In conclusion, we obtained the nine novel N-tert-butyl substituted 2-aminothiazol-4(5H)-one (pseudothiohydantoin) derivatives, differing in the substituents at C-5 of the thiazole ring. The inhibitory activity and selectivity of the obtained derivatives in relation to two isoforms of 11β-hydroxysteroid dehydrogenase (type 1 and type 2) were evaluated. The 3h derivative, containing the cyclohexane substituent at the 5-position of the thiazole ring in the spiro system which inhibits the enzyme isoform 1 activity by 82.5% at a concentration of 10 µM, has the highest inhibitory activity in relation to 11β-HSD1. The derivative with the phenyl substituent at C-5 showed the highest inhibition of 11β-HSD2 (53.57% at a concentration of 10 µM). A low selectivity in the inhibition of 11β-HSD2 was observed, but unlike 18β-glycyrrhetinic acid these compounds inhibit the activity of 11β-HSD2 to a greater extent than that of 11β-HSD1.

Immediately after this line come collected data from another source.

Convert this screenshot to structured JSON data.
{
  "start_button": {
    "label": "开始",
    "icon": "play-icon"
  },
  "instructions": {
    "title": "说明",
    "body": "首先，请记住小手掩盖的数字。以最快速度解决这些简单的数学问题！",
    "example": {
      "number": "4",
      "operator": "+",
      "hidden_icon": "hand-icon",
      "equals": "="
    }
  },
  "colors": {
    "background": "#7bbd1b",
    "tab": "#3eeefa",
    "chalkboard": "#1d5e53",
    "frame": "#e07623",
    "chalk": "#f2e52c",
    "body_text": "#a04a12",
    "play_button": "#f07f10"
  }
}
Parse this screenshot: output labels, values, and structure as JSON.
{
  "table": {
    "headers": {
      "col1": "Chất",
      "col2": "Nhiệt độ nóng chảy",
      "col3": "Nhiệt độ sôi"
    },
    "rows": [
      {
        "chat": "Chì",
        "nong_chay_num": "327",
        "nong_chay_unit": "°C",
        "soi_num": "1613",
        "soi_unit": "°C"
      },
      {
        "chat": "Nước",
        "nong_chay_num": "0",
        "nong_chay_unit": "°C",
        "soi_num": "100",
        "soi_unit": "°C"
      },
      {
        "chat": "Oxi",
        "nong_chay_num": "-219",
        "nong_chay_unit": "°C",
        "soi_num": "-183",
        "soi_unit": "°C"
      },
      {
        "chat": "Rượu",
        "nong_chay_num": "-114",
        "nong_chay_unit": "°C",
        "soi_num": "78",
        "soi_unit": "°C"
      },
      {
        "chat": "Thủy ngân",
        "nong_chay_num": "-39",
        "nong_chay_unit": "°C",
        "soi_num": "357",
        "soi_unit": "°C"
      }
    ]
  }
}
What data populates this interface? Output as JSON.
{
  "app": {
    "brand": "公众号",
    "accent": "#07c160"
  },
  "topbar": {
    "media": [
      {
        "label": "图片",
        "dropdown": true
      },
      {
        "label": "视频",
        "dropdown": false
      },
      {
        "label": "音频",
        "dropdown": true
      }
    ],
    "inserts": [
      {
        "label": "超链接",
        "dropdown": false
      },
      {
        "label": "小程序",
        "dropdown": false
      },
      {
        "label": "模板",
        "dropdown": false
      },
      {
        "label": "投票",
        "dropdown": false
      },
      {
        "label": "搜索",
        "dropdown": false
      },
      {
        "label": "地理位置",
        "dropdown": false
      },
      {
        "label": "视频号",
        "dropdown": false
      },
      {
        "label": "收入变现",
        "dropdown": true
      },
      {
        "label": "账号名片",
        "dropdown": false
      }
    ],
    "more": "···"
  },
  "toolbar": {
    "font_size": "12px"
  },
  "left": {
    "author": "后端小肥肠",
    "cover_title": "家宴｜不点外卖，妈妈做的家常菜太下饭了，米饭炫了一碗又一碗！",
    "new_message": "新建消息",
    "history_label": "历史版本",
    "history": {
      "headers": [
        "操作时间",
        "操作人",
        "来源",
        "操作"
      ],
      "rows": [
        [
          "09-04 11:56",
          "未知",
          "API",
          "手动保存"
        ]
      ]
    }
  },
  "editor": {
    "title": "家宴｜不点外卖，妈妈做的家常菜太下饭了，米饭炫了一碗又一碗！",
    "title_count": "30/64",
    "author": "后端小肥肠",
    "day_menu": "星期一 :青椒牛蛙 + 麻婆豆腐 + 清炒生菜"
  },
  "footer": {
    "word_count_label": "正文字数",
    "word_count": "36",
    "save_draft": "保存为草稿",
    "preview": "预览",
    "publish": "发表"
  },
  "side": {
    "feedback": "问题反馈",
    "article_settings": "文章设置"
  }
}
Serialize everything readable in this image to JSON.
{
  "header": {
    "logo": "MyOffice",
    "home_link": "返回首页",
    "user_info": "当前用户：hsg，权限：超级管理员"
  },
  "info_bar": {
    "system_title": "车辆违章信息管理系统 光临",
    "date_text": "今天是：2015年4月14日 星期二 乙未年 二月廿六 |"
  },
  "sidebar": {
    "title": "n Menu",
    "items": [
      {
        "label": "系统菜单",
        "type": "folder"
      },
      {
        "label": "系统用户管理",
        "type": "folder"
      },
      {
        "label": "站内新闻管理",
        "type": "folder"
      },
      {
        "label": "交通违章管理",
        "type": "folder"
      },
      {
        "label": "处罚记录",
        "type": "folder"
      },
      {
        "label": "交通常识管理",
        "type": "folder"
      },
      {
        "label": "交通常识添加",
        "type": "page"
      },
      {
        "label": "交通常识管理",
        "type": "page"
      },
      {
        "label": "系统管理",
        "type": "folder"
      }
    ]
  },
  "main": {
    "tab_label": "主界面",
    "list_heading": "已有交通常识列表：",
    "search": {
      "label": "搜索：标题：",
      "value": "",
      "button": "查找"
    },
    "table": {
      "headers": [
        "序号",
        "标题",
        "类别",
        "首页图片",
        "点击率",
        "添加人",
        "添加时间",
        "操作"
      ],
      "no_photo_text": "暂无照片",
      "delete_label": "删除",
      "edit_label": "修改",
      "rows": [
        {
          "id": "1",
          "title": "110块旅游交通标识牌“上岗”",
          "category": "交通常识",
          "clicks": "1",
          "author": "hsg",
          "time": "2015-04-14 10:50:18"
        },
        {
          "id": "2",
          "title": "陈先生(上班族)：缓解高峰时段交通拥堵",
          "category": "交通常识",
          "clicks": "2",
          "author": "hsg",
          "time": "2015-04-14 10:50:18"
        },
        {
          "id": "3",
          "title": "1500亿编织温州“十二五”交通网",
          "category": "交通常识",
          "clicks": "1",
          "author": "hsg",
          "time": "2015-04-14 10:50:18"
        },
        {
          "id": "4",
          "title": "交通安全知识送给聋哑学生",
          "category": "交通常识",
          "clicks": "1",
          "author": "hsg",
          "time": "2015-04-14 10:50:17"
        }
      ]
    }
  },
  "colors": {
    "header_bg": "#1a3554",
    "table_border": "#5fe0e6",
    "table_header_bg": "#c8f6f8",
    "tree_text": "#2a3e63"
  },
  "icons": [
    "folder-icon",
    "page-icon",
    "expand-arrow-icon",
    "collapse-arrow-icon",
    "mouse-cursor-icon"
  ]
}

The obtained results may constitute an innovative approach in cancer therapy, aimed especially at the action of 11βHSD1 and 11βHSD2. It may have a significant impact on the correct response and action of glucocorticoids, which in turn may be of key importance in inhibiting the proliferation of neoplastic cells.